Por extraño que parezca, el aprendizaje de las matemáticas ha sido uno de los sufrimientos más padecidos en la escuela venezolana, tal vez donde se afincó más el pase de factura por haber desobedecido en el Jardín del Edén. Salvo los preclaros estudiantes que entendían hasta una deficiente explicación, los números han sido la causa de mucha angustia, y digo que parece extraño, porque desde que nacemos estamos en contacto con lo poco, lo regular o lo mucho que tenemos, que nos dan o que se exhibe por todas partes.

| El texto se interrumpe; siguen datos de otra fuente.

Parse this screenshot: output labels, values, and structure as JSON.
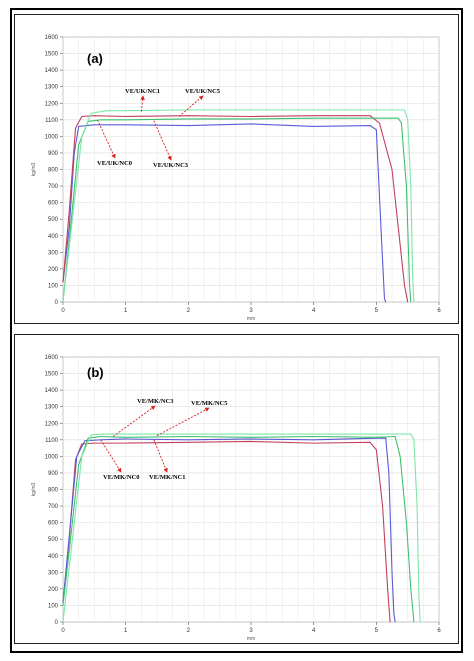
{
  "chart_data": [
    {
      "type": "line",
      "panel_label": "(a)",
      "xlabel": "mm",
      "ylabel": "kg/m3",
      "xlim": [
        0,
        6
      ],
      "ylim": [
        0,
        1600
      ],
      "x_ticks": [
        "0",
        "1",
        "2",
        "3",
        "4",
        "5",
        "6"
      ],
      "y_ticks": [
        "0",
        "100",
        "200",
        "300",
        "400",
        "500",
        "600",
        "700",
        "800",
        "900",
        "1000",
        "1100",
        "1200",
        "1300",
        "1400",
        "1500",
        "1600"
      ],
      "grid": true,
      "annotations": [
        {
          "text": "VE/UK/NC1",
          "target": [
            1.25,
            1150
          ]
        },
        {
          "text": "VE/UK/NC5",
          "target": [
            1.85,
            1120
          ]
        },
        {
          "text": "VE/UK/NC0",
          "target": [
            0.55,
            1100
          ]
        },
        {
          "text": "VE/UK/NC3",
          "target": [
            1.45,
            1095
          ]
        }
      ],
      "series": [
        {
          "color": "#5b5bd6",
          "x": [
            0,
            0.1,
            0.18,
            0.25,
            0.5,
            1,
            2,
            3,
            4,
            4.9,
            5.0,
            5.08,
            5.13,
            5.15
          ],
          "y": [
            120,
            450,
            900,
            1060,
            1070,
            1070,
            1065,
            1075,
            1060,
            1065,
            1040,
            400,
            20,
            0
          ]
        },
        {
          "color": "#c0405c",
          "x": [
            0,
            0.1,
            0.2,
            0.3,
            0.5,
            1,
            2,
            3,
            4,
            4.9,
            5.05,
            5.25,
            5.35,
            5.45,
            5.5
          ],
          "y": [
            120,
            550,
            1050,
            1120,
            1125,
            1120,
            1125,
            1120,
            1125,
            1125,
            1080,
            800,
            450,
            100,
            0
          ]
        },
        {
          "color": "#3fbf6f",
          "x": [
            0,
            0.12,
            0.25,
            0.4,
            0.6,
            1,
            2,
            3,
            4,
            5,
            5.35,
            5.4,
            5.48,
            5.53,
            5.55
          ],
          "y": [
            0,
            450,
            950,
            1090,
            1100,
            1100,
            1105,
            1105,
            1110,
            1110,
            1110,
            1080,
            700,
            100,
            0
          ]
        },
        {
          "color": "#7ee6a8",
          "x": [
            0,
            0.15,
            0.3,
            0.45,
            0.7,
            1,
            2,
            3,
            4,
            5,
            5.45,
            5.5,
            5.55,
            5.58,
            5.6
          ],
          "y": [
            0,
            500,
            1000,
            1140,
            1155,
            1155,
            1160,
            1160,
            1160,
            1160,
            1160,
            1100,
            700,
            150,
            0
          ]
        }
      ]
    },
    {
      "type": "line",
      "panel_label": "(b)",
      "xlabel": "mm",
      "ylabel": "kg/m3",
      "xlim": [
        0,
        6
      ],
      "ylim": [
        0,
        1600
      ],
      "x_ticks": [
        "0",
        "1",
        "2",
        "3",
        "4",
        "5",
        "6"
      ],
      "y_ticks": [
        "0",
        "100",
        "200",
        "300",
        "400",
        "500",
        "600",
        "700",
        "800",
        "900",
        "1000",
        "1100",
        "1200",
        "1300",
        "1400",
        "1500",
        "1600"
      ],
      "grid": true,
      "annotations": [
        {
          "text": "VE/MK/NC3",
          "target": [
            0.8,
            1120
          ]
        },
        {
          "text": "VE/MK/NC5",
          "target": [
            1.5,
            1125
          ]
        },
        {
          "text": "VE/MK/NC0",
          "target": [
            0.6,
            1100
          ]
        },
        {
          "text": "VE/MK/NC1",
          "target": [
            1.45,
            1100
          ]
        }
      ],
      "series": [
        {
          "color": "#c0405c",
          "x": [
            0,
            0.1,
            0.2,
            0.3,
            0.5,
            1,
            2,
            3,
            4,
            4.9,
            5.0,
            5.1,
            5.18,
            5.22
          ],
          "y": [
            120,
            500,
            980,
            1075,
            1080,
            1080,
            1085,
            1090,
            1080,
            1085,
            1040,
            700,
            200,
            0
          ]
        },
        {
          "color": "#5b5bd6",
          "x": [
            0,
            0.12,
            0.22,
            0.35,
            0.6,
            1,
            2,
            3,
            4,
            5,
            5.15,
            5.2,
            5.25,
            5.28,
            5.3
          ],
          "y": [
            120,
            600,
            1000,
            1095,
            1100,
            1105,
            1100,
            1105,
            1100,
            1110,
            1110,
            900,
            300,
            50,
            0
          ]
        },
        {
          "color": "#3fbf6f",
          "x": [
            0,
            0.12,
            0.25,
            0.4,
            0.6,
            1,
            2,
            3,
            4,
            5,
            5.3,
            5.38,
            5.48,
            5.55,
            5.6
          ],
          "y": [
            100,
            500,
            950,
            1110,
            1120,
            1115,
            1120,
            1115,
            1120,
            1115,
            1120,
            1000,
            600,
            200,
            0
          ]
        },
        {
          "color": "#7ee6a8",
          "x": [
            0,
            0.15,
            0.3,
            0.45,
            0.7,
            1,
            2,
            3,
            4,
            5,
            5.55,
            5.6,
            5.65,
            5.68,
            5.7
          ],
          "y": [
            0,
            500,
            1000,
            1130,
            1135,
            1135,
            1135,
            1135,
            1135,
            1135,
            1135,
            1100,
            700,
            150,
            0
          ]
        }
      ]
    }
  ]
}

Antes de entrar al primer grado de primaria, a los 5 años, mi mamá ya me había enseñado las letras, a escribir mi nombre -¡inocente, aquel controversial nombre, Eva!-, y a contar; eso me abrió un mundo maravilloso, contaba todo lo que veía, hay 3 señoras con 10 niños, hay 4 bicicletas, 2 de adultos y 2 de niños, compramos 1 pan para la cena, hay 8 manzanas verdes, 8 manzanas rojas...

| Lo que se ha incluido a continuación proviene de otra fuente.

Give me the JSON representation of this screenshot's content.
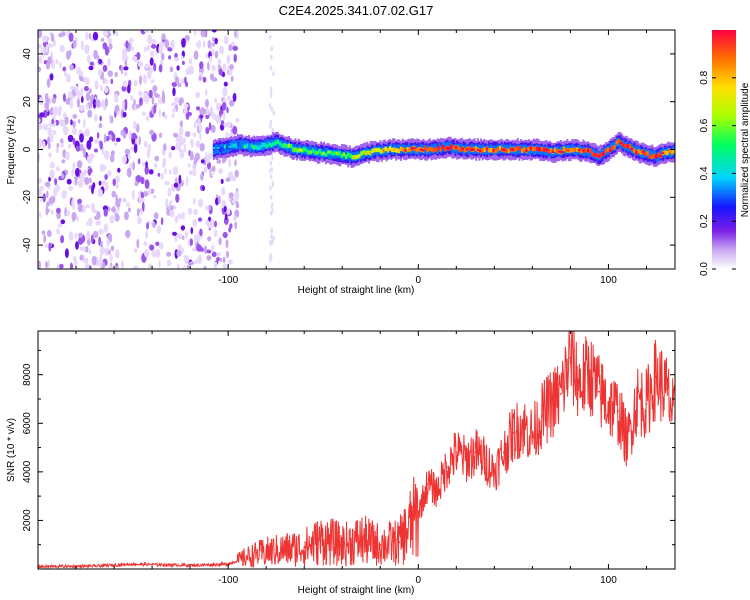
{
  "title": "C2E4.2025.341.07.02.G17",
  "chart_data": [
    {
      "type": "heatmap",
      "title": "C2E4.2025.341.07.02.G17",
      "xlabel": "Height of straight line (km)",
      "ylabel": "Frequency (Hz)",
      "xlim": [
        -200,
        135
      ],
      "ylim": [
        -50,
        50
      ],
      "xticks": [
        -100,
        0,
        100
      ],
      "yticks": [
        -40,
        -20,
        0,
        20,
        40
      ],
      "colorbar": {
        "label": "Normalized spectral amplitude",
        "range": [
          0,
          1
        ],
        "ticks": [
          0.0,
          0.2,
          0.4,
          0.6,
          0.8
        ],
        "tick_labels": [
          "0.0",
          "0.2",
          "0.4",
          "0.6",
          "0.8"
        ]
      },
      "noise_region": {
        "x_range": [
          -200,
          -95
        ],
        "freq_range": [
          -50,
          50
        ],
        "amplitude": 0.1
      },
      "ridge": {
        "x_start": -108,
        "x": [
          -108,
          -95,
          -85,
          -75,
          -65,
          -55,
          -45,
          -35,
          -25,
          -15,
          -5,
          5,
          15,
          25,
          35,
          45,
          55,
          62,
          70,
          80,
          90,
          95,
          100,
          105,
          110,
          115,
          120,
          125,
          130,
          135
        ],
        "freq": [
          0,
          2,
          1,
          3,
          0,
          -1,
          -2,
          -3,
          -1,
          0,
          0,
          0,
          1,
          0,
          0,
          0,
          0,
          0,
          -1,
          0,
          -1,
          -3,
          0,
          3,
          1,
          -1,
          -2,
          -3,
          -1,
          -1
        ],
        "amplitude": [
          0.25,
          0.35,
          0.4,
          0.5,
          0.55,
          0.5,
          0.45,
          0.6,
          0.65,
          0.7,
          0.85,
          0.9,
          0.95,
          0.9,
          0.85,
          0.85,
          0.9,
          0.95,
          0.9,
          0.85,
          0.9,
          0.95,
          0.9,
          0.9,
          0.95,
          0.85,
          0.9,
          0.95,
          0.85,
          0.8
        ]
      }
    },
    {
      "type": "line",
      "xlabel": "Height of straight line (km)",
      "ylabel": "SNR (10 * v/v)",
      "xlim": [
        -200,
        135
      ],
      "ylim": [
        0,
        9800
      ],
      "xticks": [
        -100,
        0,
        100
      ],
      "yticks": [
        2000,
        4000,
        6000,
        8000
      ],
      "color": "#ee3333",
      "series": [
        {
          "name": "SNR",
          "x": [
            -200,
            -170,
            -150,
            -120,
            -100,
            -90,
            -80,
            -70,
            -60,
            -50,
            -40,
            -30,
            -20,
            -10,
            0,
            5,
            10,
            15,
            20,
            25,
            30,
            35,
            40,
            45,
            50,
            55,
            60,
            65,
            70,
            75,
            80,
            85,
            90,
            95,
            100,
            105,
            110,
            115,
            120,
            125,
            130,
            135
          ],
          "values": [
            100,
            120,
            200,
            150,
            200,
            500,
            700,
            800,
            900,
            1200,
            1000,
            1200,
            1000,
            1100,
            2300,
            3500,
            3200,
            4200,
            4800,
            4500,
            4800,
            4500,
            4000,
            4800,
            5600,
            5900,
            5500,
            6300,
            6800,
            7200,
            8700,
            7600,
            8100,
            7300,
            6800,
            6500,
            5200,
            7000,
            6800,
            7900,
            7400,
            6200
          ]
        }
      ]
    }
  ]
}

Todo era objeto de mis cuentas, y lo más interesante de esto era que también estaba aprendiendo a discernir entre los objetos, a agruparlos según su naturaleza por categorías, lo cual haría muchos años después como socióloga, con las estadísticas de mis investigaciones.
La suma, la resta y la multiplicación fueron para mí pan comido, pero cuando llegué a la división comenzaron mis padecimientos, tal vez en lo más profundo de mi ser, dividir no combinaba con mi naturaleza.
Estando en ese pugilato mental, me ocurrió algo muy extraño, que hasta podría haber merecido un Guines, por más que la maestra me explicaba, yo no lograba entender aquello de: "8 entre 4 a 2, 2 por 4 son 8, al 8 pago", pero ¿qué cosa era esa? ¡parecía una invocación, un acertijo! la maestra se cansaba de explicarme pero repitiendo la misma cantaleta y yo no veía lo que veían y entendían los demás, hasta me parecían de otro planeta, sólo yo era terrícola, por más que atendía no entendía.
Agotada y desconcertada, consciente de que no sabía aplicar aquel atormentador mantra, entré al examen dispuesta a recibir un soberano cero en aquella ristra de divisiones que me pusieron, pero, en un arranque de no dejarme vencer, no entregué la prueba en blanco, sino que me puse a rellenar todos los espacios de las divisiones sin orden ni concierto, y ¡las acerté!, había colocado en cada lugar el número correcto, aunque lo había hecho al azar, tirando números aquí y allá, tal vez en una manifiesta actitud de protesta, porque recuerdo lo molesta que me sentía.
Fuí la primera sorprendida, había logrado algo más extraordinario que los demás, y la maestra me felicitó porque había entendido las divisiones AL FIN.